An international team of researchers has discovered a impact crater beneath the ice of Antarctica using two GRACE satellites. It may be one of the largest meteorite craters on Earth. The structure, more than 450 kilometers wide, lies hidden beneath an ice sheet about 1.5 kilometers thick. Could this gigantic impact be connected to the largest mass extinction in Earth’s history?
Was the giant meteorite whose impact crater was discovered in Antarctica the greatest killer of all time? Researchers identified a crater with a diameter of 482 kilometers, buried 1.5 kilometers beneath the Antarctic ice sheet. It likely dates back to a meteorite impact 250 to 300 million years ago. According to scientists, the force of the impact in Wilkes Land was catastrophic for Earth and its inhabitants at the time. Nearly all life on Earth was wiped out.
The meteorite crater in Antarctica was first discovered in 2006 during a joint mission by NASA and the German Aerospace Center (DLR), which aimed to measure anomalies in Earth’s gravitational field to understand how mass is distributed across the planet and how it changes over time.
New details from 2018 about the gravitational field of East Antarctica, obtained from the GRACE satellites, revealed a striking positive gravity anomaly in a basin about 500 kilometers in diameter.
Some scientists are convinced that deep beneath Antarctica in the Wilkes Land region lies an M-class asteroid, composed mainly of metal.
This discovery also sparked intense debates among conspiracy theorists, who quickly revived claims that the Nazis had built secret installations there during World War II.
The massive impact likely hurled enormous amounts of dust into the atmosphere, creating extremely hostile environmental conditions—months of darkness and corrosive acid rain turned the planet into a hellscape. Only a few primitive shell-bearing organisms survived this inferno. Among them were the ancestors of the dinosaurs, which would go on to dominate animal life for nearly 200 million years. What sounds like a grim scenario marked the end of the Permian period around 250 million years ago. “An estimated 80 to 90 percent of marine and terrestrial life died out,” says Michael J. Benton, Professor of Paleontology at the University of Bristol.
The cause of this mass extinction remains debated among scientists. While some researchers point to meteorite impacts, others attribute it to volcanic eruptions. “Volcanic activity, accompanied by colossal CO₂ emissions, is now considered by many scientists to be the main trigger of the mass extinction,” Benton explains.
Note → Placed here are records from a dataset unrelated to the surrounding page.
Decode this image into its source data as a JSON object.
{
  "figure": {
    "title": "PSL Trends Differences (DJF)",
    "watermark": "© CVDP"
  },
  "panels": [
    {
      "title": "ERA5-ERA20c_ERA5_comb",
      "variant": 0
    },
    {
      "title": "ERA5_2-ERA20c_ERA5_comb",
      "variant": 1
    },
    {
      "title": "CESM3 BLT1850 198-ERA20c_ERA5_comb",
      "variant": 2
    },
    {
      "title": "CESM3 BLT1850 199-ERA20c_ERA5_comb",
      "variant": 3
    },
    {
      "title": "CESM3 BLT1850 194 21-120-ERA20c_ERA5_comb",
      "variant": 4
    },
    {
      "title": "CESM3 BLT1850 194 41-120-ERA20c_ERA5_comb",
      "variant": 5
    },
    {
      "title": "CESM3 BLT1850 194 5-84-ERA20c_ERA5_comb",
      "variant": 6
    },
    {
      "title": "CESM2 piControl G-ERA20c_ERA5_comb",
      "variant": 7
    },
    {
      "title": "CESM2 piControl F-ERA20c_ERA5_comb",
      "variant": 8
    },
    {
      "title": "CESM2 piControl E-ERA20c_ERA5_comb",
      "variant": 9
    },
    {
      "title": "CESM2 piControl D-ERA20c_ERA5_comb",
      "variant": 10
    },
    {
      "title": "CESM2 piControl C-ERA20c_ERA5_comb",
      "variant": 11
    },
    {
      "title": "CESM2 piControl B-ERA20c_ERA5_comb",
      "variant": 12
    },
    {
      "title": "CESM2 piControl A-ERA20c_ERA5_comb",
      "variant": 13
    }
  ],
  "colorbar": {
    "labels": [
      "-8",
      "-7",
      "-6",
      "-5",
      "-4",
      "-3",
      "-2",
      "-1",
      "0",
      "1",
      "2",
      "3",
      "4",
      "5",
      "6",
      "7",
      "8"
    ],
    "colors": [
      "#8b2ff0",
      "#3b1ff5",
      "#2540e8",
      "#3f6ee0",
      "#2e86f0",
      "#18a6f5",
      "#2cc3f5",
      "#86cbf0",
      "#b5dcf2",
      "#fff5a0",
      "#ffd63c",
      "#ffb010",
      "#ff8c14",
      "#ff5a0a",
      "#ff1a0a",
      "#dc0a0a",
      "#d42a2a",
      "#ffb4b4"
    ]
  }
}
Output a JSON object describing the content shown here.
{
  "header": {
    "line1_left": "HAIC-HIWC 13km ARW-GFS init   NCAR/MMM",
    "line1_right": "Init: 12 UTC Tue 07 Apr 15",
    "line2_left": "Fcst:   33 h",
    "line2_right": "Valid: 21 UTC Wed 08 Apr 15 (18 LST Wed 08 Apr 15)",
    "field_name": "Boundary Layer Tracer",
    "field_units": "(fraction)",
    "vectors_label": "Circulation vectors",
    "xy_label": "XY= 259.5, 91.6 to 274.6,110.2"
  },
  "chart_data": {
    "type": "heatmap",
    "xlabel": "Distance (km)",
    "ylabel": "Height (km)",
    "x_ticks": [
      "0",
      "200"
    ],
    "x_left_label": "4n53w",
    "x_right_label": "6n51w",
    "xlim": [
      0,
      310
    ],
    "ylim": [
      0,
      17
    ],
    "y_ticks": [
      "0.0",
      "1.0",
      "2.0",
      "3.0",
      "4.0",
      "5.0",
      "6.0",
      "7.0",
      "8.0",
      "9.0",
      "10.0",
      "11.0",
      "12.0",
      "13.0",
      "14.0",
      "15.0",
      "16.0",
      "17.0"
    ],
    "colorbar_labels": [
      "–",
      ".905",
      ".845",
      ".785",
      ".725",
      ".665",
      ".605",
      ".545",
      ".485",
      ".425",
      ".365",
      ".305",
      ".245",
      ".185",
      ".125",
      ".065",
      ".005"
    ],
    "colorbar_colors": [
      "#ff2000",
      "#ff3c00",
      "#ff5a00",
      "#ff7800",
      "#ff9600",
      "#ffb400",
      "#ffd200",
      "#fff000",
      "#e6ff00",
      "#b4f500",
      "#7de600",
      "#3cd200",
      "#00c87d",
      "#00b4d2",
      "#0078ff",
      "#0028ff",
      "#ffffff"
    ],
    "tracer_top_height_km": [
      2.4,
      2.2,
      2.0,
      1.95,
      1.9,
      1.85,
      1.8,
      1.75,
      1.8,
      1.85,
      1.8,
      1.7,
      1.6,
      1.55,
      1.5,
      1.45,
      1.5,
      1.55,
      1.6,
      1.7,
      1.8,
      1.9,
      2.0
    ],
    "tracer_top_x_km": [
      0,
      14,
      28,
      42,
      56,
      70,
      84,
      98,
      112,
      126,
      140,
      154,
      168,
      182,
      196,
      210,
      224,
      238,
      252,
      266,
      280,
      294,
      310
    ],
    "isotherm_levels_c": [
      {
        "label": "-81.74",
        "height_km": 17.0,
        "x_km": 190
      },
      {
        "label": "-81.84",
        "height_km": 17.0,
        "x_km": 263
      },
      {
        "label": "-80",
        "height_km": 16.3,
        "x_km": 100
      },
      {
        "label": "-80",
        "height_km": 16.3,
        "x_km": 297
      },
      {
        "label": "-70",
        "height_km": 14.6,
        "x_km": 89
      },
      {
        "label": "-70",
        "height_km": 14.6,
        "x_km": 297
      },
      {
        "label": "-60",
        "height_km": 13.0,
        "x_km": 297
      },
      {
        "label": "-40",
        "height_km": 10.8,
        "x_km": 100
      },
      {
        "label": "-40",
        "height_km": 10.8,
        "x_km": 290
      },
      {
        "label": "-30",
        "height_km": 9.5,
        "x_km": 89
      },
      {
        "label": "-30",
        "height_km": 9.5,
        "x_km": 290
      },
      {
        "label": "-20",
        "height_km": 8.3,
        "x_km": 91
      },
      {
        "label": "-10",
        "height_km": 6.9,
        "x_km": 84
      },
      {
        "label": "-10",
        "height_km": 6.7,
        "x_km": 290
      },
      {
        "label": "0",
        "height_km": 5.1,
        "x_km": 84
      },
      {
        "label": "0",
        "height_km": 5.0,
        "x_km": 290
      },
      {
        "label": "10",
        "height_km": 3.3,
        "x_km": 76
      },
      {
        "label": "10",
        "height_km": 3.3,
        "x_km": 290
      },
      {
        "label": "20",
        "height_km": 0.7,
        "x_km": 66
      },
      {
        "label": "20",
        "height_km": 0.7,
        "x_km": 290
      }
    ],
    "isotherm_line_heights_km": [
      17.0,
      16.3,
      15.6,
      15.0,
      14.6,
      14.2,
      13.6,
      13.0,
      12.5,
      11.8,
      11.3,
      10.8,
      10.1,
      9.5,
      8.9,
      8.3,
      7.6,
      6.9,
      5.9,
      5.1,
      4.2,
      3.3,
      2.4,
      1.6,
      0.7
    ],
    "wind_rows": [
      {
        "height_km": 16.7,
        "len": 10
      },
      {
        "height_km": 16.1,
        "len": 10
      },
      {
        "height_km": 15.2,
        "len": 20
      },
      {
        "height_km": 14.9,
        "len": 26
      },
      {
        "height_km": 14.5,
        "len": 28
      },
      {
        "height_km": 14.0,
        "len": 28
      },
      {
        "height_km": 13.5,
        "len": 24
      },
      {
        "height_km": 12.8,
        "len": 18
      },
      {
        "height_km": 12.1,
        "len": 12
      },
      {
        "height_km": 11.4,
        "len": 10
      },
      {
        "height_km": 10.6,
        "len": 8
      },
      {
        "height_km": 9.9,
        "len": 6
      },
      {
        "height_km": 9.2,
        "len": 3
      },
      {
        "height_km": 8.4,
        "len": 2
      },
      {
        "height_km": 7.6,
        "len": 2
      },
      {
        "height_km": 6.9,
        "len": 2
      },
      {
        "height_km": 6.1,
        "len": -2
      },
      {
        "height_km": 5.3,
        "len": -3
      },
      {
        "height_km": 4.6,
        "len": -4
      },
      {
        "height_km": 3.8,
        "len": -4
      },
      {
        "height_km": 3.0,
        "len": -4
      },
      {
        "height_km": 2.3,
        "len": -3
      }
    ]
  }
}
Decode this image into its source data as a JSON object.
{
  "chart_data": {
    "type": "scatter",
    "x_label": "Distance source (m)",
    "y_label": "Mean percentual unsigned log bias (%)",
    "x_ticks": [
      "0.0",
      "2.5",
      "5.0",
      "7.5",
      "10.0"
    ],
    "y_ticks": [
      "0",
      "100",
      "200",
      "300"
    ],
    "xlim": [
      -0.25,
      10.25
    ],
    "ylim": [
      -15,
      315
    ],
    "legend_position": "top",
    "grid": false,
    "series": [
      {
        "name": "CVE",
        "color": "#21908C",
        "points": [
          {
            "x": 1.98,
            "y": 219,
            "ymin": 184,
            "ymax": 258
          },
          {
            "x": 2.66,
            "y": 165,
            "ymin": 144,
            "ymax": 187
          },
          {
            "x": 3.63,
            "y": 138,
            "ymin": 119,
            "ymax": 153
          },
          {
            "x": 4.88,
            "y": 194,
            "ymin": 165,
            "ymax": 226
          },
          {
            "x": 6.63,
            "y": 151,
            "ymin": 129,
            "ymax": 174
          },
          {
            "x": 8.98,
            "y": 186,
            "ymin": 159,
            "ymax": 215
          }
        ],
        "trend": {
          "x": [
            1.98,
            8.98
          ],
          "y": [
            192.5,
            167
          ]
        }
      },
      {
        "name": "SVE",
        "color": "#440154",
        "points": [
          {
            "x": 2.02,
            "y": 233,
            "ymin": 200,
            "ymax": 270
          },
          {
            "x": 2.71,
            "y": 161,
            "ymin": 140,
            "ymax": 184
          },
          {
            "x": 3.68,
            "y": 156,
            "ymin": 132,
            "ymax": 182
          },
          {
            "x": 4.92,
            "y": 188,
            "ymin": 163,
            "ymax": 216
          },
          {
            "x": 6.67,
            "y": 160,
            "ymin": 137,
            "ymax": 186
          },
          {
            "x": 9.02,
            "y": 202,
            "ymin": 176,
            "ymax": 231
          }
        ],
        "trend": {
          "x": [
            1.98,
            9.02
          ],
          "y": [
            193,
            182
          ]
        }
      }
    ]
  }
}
The impact crater discovered in East Antarctica is about three times larger than the Chicxulub crater on the Yucatán Peninsula, where a meteorite struck around 65 million years ago, an event often linked to the extinction of the dinosaurs. However, the meteorite that created the scar in the Antarctic crust is estimated to have been more than 45 kilometers in diameter, making it several times larger than the so-called “dinosaur killer.”